= LUBAC =

Linear ubiquitin chain assembly complex (LUBAC) is a multi-protein complex and the only known E3 ubiquitin ligase able to conjugate ubiquitin in a head-to-tail manner to generate linear (M1-linked) polyubiquitin chains. The complex is currently known to be composed of three proteins: heme-oxidized IRP2 ubiquitin ligase 1 (HOIL-1), HOIL-1-interacting protein (HOIP), and Shank-associated RH domain-interacting protein (SHARPIN). HOIL-1 and HOIP are both E3 ubiquitin ligases, however, the specific linear ubiquitin-ligating activity is enacted by HOIP. Mice deficient in HOIP are embryonically lethal. Two cases of mutated HOIP have been detected in humans. These patients presented with autoinflammation and immunodeficiency. HOIL-1 is required for LUBAC assembly and stability as demonstrated by embryonic lethality in HOIL-1 deficient mice. Recently, it has been noted, that HOIL-1 is also able to catalyze formation of oxyester bonds between the C-terminus of ubiquitin and serine/threonine of substrate protein in TLR signaling. SHARPIN exhibits a significant sequence similarity to HOIL-1 and is important for LUBAC stability. Spontaneous point mutation in the Sharpin gene in mice leads to development of chronic proliferative dermatitis (cpdm). Both HOIL-1 and SHARPIN bind to HOIP through their ubiquitin-like (UBL) domain. LUBAC consisting of either HOIP-HOIL-1 or HOIP-SHARPIN is functional in vitro, however the greatest activity of the complex has been observed in the presence of all three components.

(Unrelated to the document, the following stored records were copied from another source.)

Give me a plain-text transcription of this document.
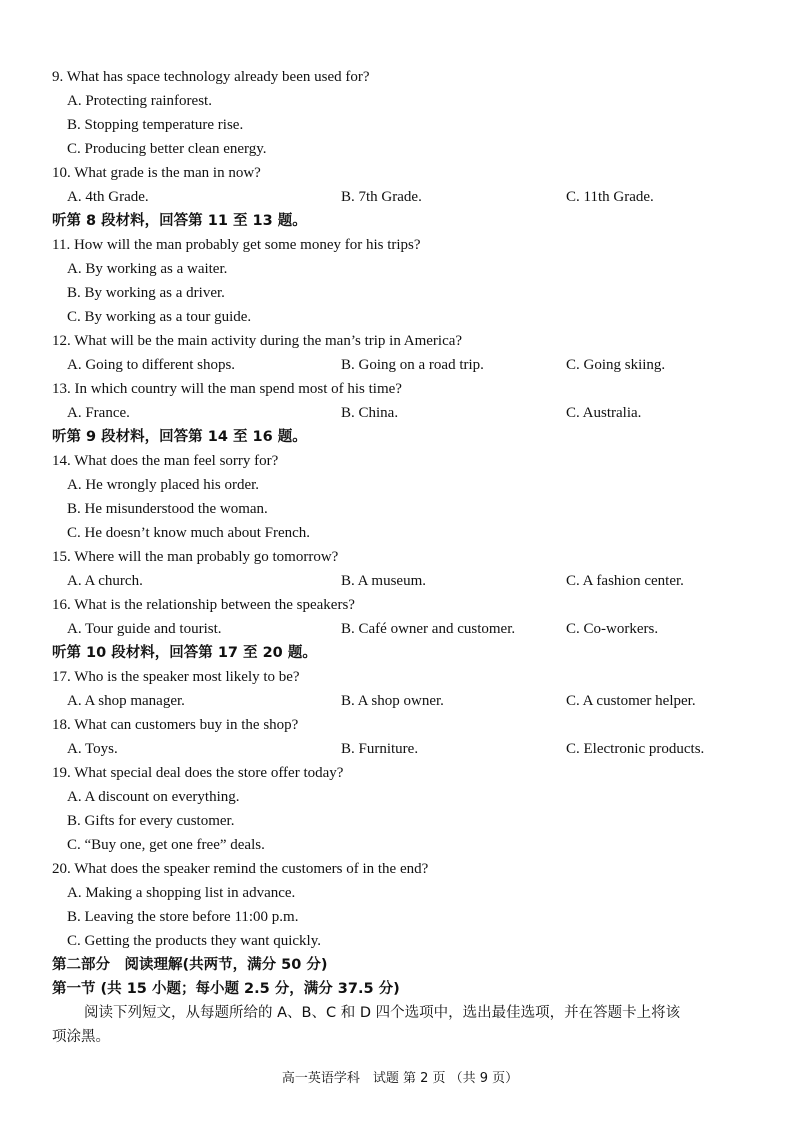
9. What has space technology already been used for?
A. Protecting rainforest.
B. Stopping temperature rise.
C. Producing better clean energy.
10. What grade is the man in now?
A. 4th Grade.	B. 7th Grade.	C. 11th Grade.
听第 8 段材料，回答第 11 至 13 题。
11. How will the man probably get some money for his trips?
A. By working as a waiter.
B. By working as a driver.
C. By working as a tour guide.
12. What will be the main activity during the man’s trip in America?
A. Going to different shops.	B. Going on a road trip.	C. Going skiing.
13. In which country will the man spend most of his time?
A. France.	B. China.	C. Australia.
听第 9 段材料，回答第 14 至 16 题。
14. What does the man feel sorry for?
A. He wrongly placed his order.
B. He misunderstood the woman.
C. He doesn’t know much about French.
15. Where will the man probably go tomorrow?
A. A church.	B. A museum.	C. A fashion center.
16. What is the relationship between the speakers?
A. Tour guide and tourist.	B. Café owner and customer.	C. Co-workers.
听第 10 段材料，回答第 17 至 20 题。
17. Who is the speaker most likely to be?
A. A shop manager.	B. A shop owner.	C. A customer helper.
18. What can customers buy in the shop?
A. Toys.	B. Furniture.	C. Electronic products.
19. What special deal does the store offer today?
A. A discount on everything.
B. Gifts for every customer.
C. “Buy one, get one free” deals.
20. What does the speaker remind the customers of in the end?
A. Making a shopping list in advance.
B. Leaving the store before 11:00 p.m.
C. Getting the products they want quickly.
第二部分　阅读理解(共两节，满分 50 分)
第一节 (共 15 小题；每小题 2.5 分，满分 37.5 分)
阅读下列短文，从每题所给的 A、B、C 和 D 四个选项中，选出最佳选项，并在答题卡上将该
项涂黑。
高一英语学科　试题 第 2 页 （共 9 页）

LUBAC modulates signaling complexes activating the canonical NF-kB pathway in response to various stimuli (e.g., TNF, IL-1, CD40L) by adding M1-linked polyubiquitin chains to signaling proteins. Additionally, LUBAC has been shown to interact with PKC and NLRP3/ASC inflammasome.

Antagonistic to LUBAC are deubiquitinases such as OTULIN or CYLD, of which OTULIN is the only deubiquitinase that removes M1-linked ubiquitin linkages exclusively.

LUBAC components have been most widely studied in the context of TNF signaling.